Keir Starmer has branded Reform UK “a bunch of moaners without any answers” as he shrugged off the local election threat from Nigel Farage.
The Prime Minister turned his fire on the right-wing party, saying: “They stand on the side lines moaning, that’s all they do.” And ahead of St George’s Day, he said Labour was the “patriotic party” and accused Reform of fawning over Russian tyrant Vladimir Putin.
Read the full interview with Keir Starmer here
Kemi Badenoch has been accused of already throwing in the towel before next week’s local elections.
The under-fire Tory leader conceded the results will be “very difficult” for her party as experts predict hundreds of Conservative councillors will lose their seats. But she went on to claim it was a positive thing that newspapers are no longer filled with stories of Tory squabbling.
Ms Badenoch told the BBC’s Radio 4 Today programme: “We lost last year in a historic defeat. These elections next week are going to be very difficult for Conservatives because the last time we fought them [2021] we were on a high.
“Two-thirds of the seats four years ago, we won. There’s no way we’re going to be able to do that again.”
The Tory chief also bizarrely claimed stories of Conservative infighting and rows no longer existed. She said: “I think the biggest thing that people will notice is if you picked up a paper this time last year you would have been reading about Tory rows and infighting.
“All of that is gone.” The comments were seized on by the Lib Dems, who accused her of giving up. Deputy leader Daisy Cooper said: ” Kemi Badenoch has already thrown in the towel before a single vote has been counted in next week’s local elections.
“The Conservative Party doesn’t have any answers on the big issues facing the country, because their fingerprints of failure are all over them.”
Keir Starmer no longer believes trans women are women, Downing Street has said.

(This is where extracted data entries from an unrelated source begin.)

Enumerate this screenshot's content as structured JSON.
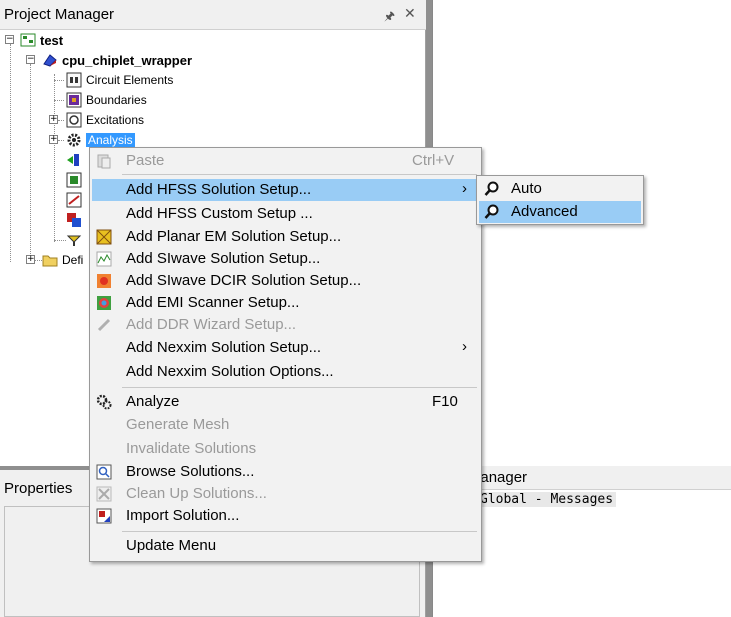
{
  "project_manager": {
    "title": "Project Manager",
    "pin_icon": "pin-icon",
    "close_icon": "close-icon"
  },
  "tree": {
    "root": "test",
    "design": "cpu_chiplet_wrapper",
    "items": [
      "Circuit Elements",
      "Boundaries",
      "Excitations",
      "Analysis"
    ],
    "definitions": "Defi"
  },
  "properties": {
    "title": "Properties"
  },
  "message_manager": {
    "title_partial": "ge Manager",
    "line": "Global - Messages"
  },
  "context_menu": {
    "paste": {
      "label": "Paste",
      "shortcut": "Ctrl+V"
    },
    "add_hfss_setup": "Add HFSS Solution Setup...",
    "add_hfss_custom": "Add HFSS Custom Setup ...",
    "add_planar_em": "Add Planar EM Solution Setup...",
    "add_siwave": "Add SIwave Solution Setup...",
    "add_siwave_dcir": "Add SIwave DCIR Solution Setup...",
    "add_emi": "Add EMI Scanner Setup...",
    "add_ddr": "Add DDR Wizard Setup...",
    "add_nexxim_setup": "Add Nexxim Solution Setup...",
    "add_nexxim_options": "Add Nexxim Solution Options...",
    "analyze": {
      "label": "Analyze",
      "shortcut": "F10"
    },
    "generate_mesh": "Generate Mesh",
    "invalidate": "Invalidate Solutions",
    "browse": "Browse Solutions...",
    "cleanup": "Clean Up Solutions...",
    "import": "Import Solution...",
    "update": "Update Menu"
  },
  "submenu": {
    "auto": "Auto",
    "advanced": "Advanced"
  },
  "colors": {
    "highlight": "#99ccf5",
    "selection": "#3399ff",
    "disabled_text": "#9a9a9a"
  }
}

The PM is expected to be pressed about a Supreme Court ruling that could pave the way for transgender people to be barred from same-sex spaces. On Tuesday, asked if the Prime Minister still believes trans women are women, the PM’s official spokesman said: “No. The Supreme Court judgement has made clear that when looking at the Equality Act, a woman is a biological woman – that is set out clearly by court judgement.”

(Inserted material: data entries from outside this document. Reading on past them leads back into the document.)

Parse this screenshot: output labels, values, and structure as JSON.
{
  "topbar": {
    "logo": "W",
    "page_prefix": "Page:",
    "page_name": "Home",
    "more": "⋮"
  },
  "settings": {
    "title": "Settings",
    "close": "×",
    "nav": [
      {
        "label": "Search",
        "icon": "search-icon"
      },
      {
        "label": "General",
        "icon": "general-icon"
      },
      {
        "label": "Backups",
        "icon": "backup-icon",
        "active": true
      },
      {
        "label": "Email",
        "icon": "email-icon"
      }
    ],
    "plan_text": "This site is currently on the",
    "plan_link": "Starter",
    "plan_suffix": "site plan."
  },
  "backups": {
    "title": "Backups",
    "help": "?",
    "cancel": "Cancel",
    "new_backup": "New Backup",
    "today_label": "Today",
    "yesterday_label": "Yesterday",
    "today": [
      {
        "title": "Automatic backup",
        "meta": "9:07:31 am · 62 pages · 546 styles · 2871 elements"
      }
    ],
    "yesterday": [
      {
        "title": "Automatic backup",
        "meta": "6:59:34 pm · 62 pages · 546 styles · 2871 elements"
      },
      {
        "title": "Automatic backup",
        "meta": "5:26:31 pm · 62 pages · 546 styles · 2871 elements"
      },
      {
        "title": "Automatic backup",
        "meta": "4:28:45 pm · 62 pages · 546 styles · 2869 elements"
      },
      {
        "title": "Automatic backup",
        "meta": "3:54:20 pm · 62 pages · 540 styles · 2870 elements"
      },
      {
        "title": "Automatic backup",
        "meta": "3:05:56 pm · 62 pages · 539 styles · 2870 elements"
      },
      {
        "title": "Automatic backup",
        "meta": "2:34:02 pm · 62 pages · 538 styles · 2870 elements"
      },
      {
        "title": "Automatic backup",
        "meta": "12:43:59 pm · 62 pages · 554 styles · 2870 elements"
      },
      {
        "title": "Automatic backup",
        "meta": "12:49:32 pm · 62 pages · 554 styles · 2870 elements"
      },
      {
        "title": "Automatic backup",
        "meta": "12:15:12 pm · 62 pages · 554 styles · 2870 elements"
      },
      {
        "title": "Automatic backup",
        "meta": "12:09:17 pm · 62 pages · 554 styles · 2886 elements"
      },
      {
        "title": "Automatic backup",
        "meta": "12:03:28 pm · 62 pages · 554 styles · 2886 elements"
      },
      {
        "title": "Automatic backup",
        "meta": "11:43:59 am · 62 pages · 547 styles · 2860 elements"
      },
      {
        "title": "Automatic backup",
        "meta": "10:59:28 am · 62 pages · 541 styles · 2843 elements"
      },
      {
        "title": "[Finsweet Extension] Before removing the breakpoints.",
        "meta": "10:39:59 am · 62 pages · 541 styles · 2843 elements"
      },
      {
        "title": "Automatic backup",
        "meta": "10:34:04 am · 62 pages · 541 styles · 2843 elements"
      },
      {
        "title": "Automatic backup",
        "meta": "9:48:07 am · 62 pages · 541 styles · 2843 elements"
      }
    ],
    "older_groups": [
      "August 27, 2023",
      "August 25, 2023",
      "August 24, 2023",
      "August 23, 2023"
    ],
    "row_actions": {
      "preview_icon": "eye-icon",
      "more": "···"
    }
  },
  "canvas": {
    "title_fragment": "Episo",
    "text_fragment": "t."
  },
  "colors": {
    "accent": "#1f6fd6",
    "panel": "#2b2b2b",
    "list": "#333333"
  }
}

In 2022, Mr Starmer told The Times: “A woman is a female adult, and in addition to that trans women are women, and that is not just my view — that is actually the law.”
Tory leadership hopeful Robert Jenrick has spectacularly broken ranks with Kemi Badenoch as a leaked recording revealed he may push to join forces with Reform.

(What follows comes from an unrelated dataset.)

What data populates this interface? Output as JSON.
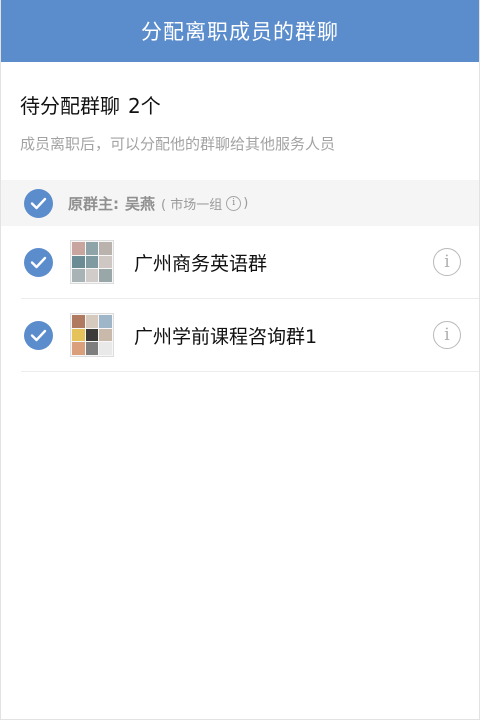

The Shadow Justice Secretary, who was runner up in the divided Conservatives’ most recent leadership contest, said he is “determined” to “bring this coalition together” before the next general election. The remarks reveal a deep split within the party leadership over how to deal with Nigel Farage, with Ms Badenoch emphatically ruling out a deal.
The Tory leader now faces pressure to sack Mr Jenrick. He told young Tories at the UCL Conservative assocation last month that he would try “one way or another” to make sure the two parties do not compete next time around. In a recording shared with Sky News, he said: “[Reform UK] continues to do well in the polls. And my worry is that they become a kind of permanent or semi-permanent fixture on the British political scene. And if that is the case, and I say, I am trying to do everything I can to stop that being the case, then life becomes a lot harder for us, because the right is not united.
“And then you head towards the general election, where the nightmare scenario is that Keir Starmer sails in through the middle as a result of the two parties being disunited. I don’t know about you, but I’m not prepared for that to happen.
“I want the fight to be united. And so, one way or another, I’m determined to do that and to bring this coalition together and make sure we unite as a nation as well.”
Ms Badenoch has repeatedly ruled out a deal with Mr Farage. In an interview with The Telegraph in March she mocked the rival party, saying: “Only five of them and they’ve already had a massive squabble and lost 20% of their MPs. If they can’t unite with five people, how are they going to unite the Right?”